I versi 55-57 contengono metafore legate alla caccia: adescare si riferisce all'uso di esche, mentre inveschiare richiama la cattura con il vischio. Il tema della caccia ritorna nei versi finali del canto con l'immagine di una battuta al cinghiale.

Nei versi 58-61 si allude ai forzieri antichi, dotati di serrature che si potevano aprire e chiudere con chiavi diverse, a simboleggiare il controllo che Pier della Vigna aveva sul cuore di Federico II.

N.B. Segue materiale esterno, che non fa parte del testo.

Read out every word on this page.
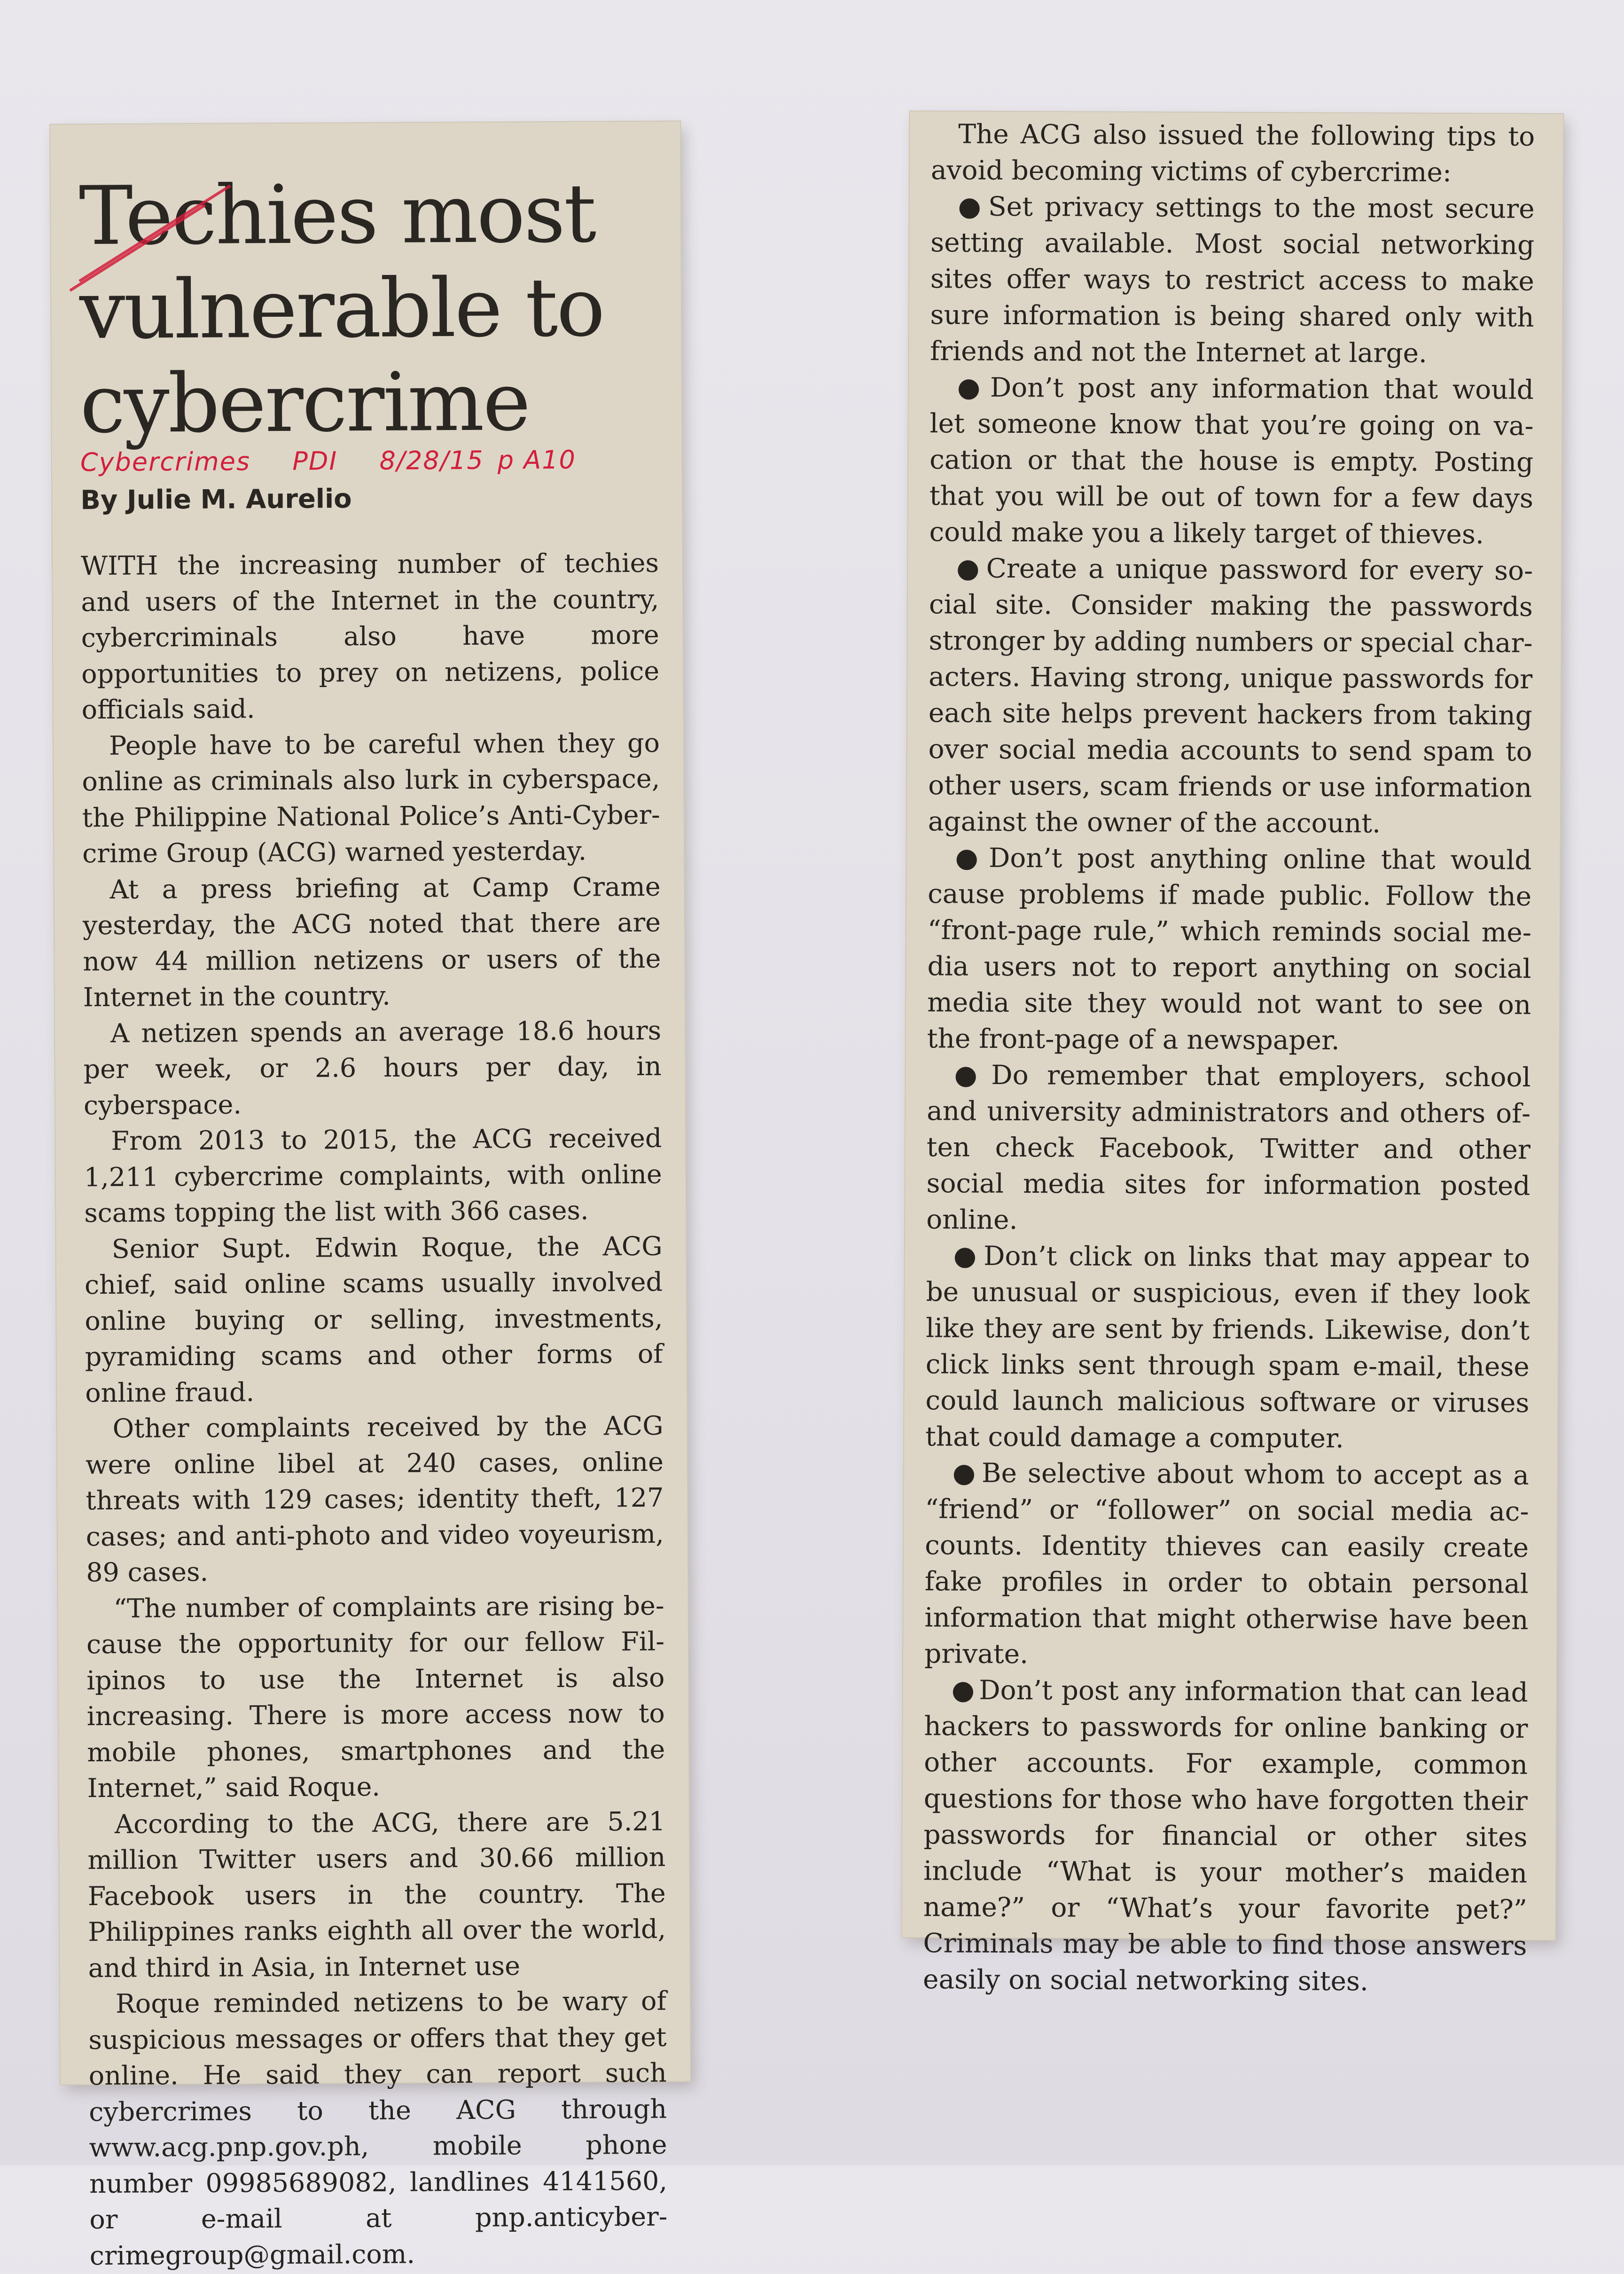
Techies most
vulnerable to
cybercrime
Cybercrimes PDI 8/28/15 p A10
By Julie M. Aurelio

WITH the increasing number of techies and users of the Internet in the country, cybercriminals also have more opportunities to prey on netizens, police officials said.

People have to be careful when they go online as criminals also lurk in cyberspace, the Philippine National Police’s Anti-Cybercrime Group (ACG) warned yesterday.

At a press briefing at Camp Crame yesterday, the ACG noted that there are now 44 million netizens or users of the Internet in the country.

A netizen spends an average 18.6 hours per week, or 2.6 hours per day, in cyberspace.

From 2013 to 2015, the ACG received 1,211 cybercrime complaints, with online scams topping the list with 366 cases.

Senior Supt. Edwin Roque, the ACG chief, said online scams usually involved online buying or selling, investments, pyramiding scams and other forms of online fraud.

Other complaints received by the ACG were online libel at 240 cases, online threats with 129 cases; identity theft, 127 cases; and anti-photo and video voyeurism, 89 cases.

“The number of complaints are rising because the opportunity for our fellow Filipinos to use the Internet is also increasing. There is more access now to mobile phones, smartphones and the Internet,” said Roque.

According to the ACG, there are 5.21 million Twitter users and 30.66 million Facebook users in the country. The Philippines ranks eighth all over the world, and third in Asia, in Internet use

Roque reminded netizens to be wary of suspicious messages or offers that they get online. He said they can report such cybercrimes to the ACG through www.acg.pnp.gov.ph, mobile phone number 09985689082, landlines 4141560, or e-mail at pnp.anticybercrimegroup@gmail.com.

The ACG also issued the following tips to avoid becoming victims of cybercrime:

● Set privacy settings to the most secure setting available. Most social networking sites offer ways to restrict access to make sure information is being shared only with friends and not the Internet at large.

● Don’t post any information that would let someone know that you’re going on vacation or that the house is empty. Posting that you will be out of town for a few days could make you a likely target of thieves.

● Create a unique password for every social site. Consider making the passwords stronger by adding numbers or special characters. Having strong, unique passwords for each site helps prevent hackers from taking over social media accounts to send spam to other users, scam friends or use information against the owner of the account.

● Don’t post anything online that would cause problems if made public. Follow the “front-page rule,” which reminds social media users not to report anything on social media site they would not want to see on the front-page of a newspaper.

● Do remember that employers, school and university administrators and others often check Facebook, Twitter and other social media sites for information posted online.

● Don’t click on links that may appear to be unusual or suspicious, even if they look like they are sent by friends. Likewise, don’t click links sent through spam e-mail, these could launch malicious software or viruses that could damage a computer.

● Be selective about whom to accept as a “friend” or “follower” on social media accounts. Identity thieves can easily create fake profiles in order to obtain personal information that might otherwise have been private.

● Don’t post any information that can lead hackers to passwords for online banking or other accounts. For example, common questions for those who have forgotten their passwords for financial or other sites include “What is your mother’s maiden name?” or “What’s your favorite pet?” Criminals may be able to find those answers easily on social networking sites.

Cesare (v. 64) e Augusto (v. 68) sono usati in senso antonomastico per indicare Federico II, descritto come un imperatore maestoso. Al verso 73, il termine nove può essere interpretato come "recente" o "straordinario".

Nel verso 96, Minosse è citato come giudice infernale che assegna le pene ai dannati, come già descritto nel canto V. Nei versi 103-105 si richiama la credenza medievale secondo cui, nel Giorno del Giudizio, le anime risorte recupereranno i loro corpi, ma i suicidi non potranno indossarli, appendendoli invece ai loro alberi nella selva.

Nel verso 113, l'interpretazione 'l porco a la caccia è meno probabile rispetto alla lezione più accreditata, che rappresenta il cinghiale seguito dai battitori e dai cani. Al verso 117, il termine rosta significa "frasca" e deriva dal longobardo hrausta.

Il verso 132 può essere interpretato con il riferimento in vano applicabile sia all'aggettivo sanguinenti che al verbo piangea. I versi 146-150 menzionano una statua creduta raffigurante Marte, situata presso Ponte Vecchio, distrutta durante l'alluvione dell'Arno del 1333. Sebbene la leggenda attribuisca la distruzione di Firenze ad Attila, storicamente fu Totila, re ostrogoto, a devastare la città nel corso della guerra greco-gotica.

Infine, al verso 151, il termine gibetto, derivato dall'antico francese gibet, indica la forca: il suicida afferma di essersi impiccato nella sua stessa dimora.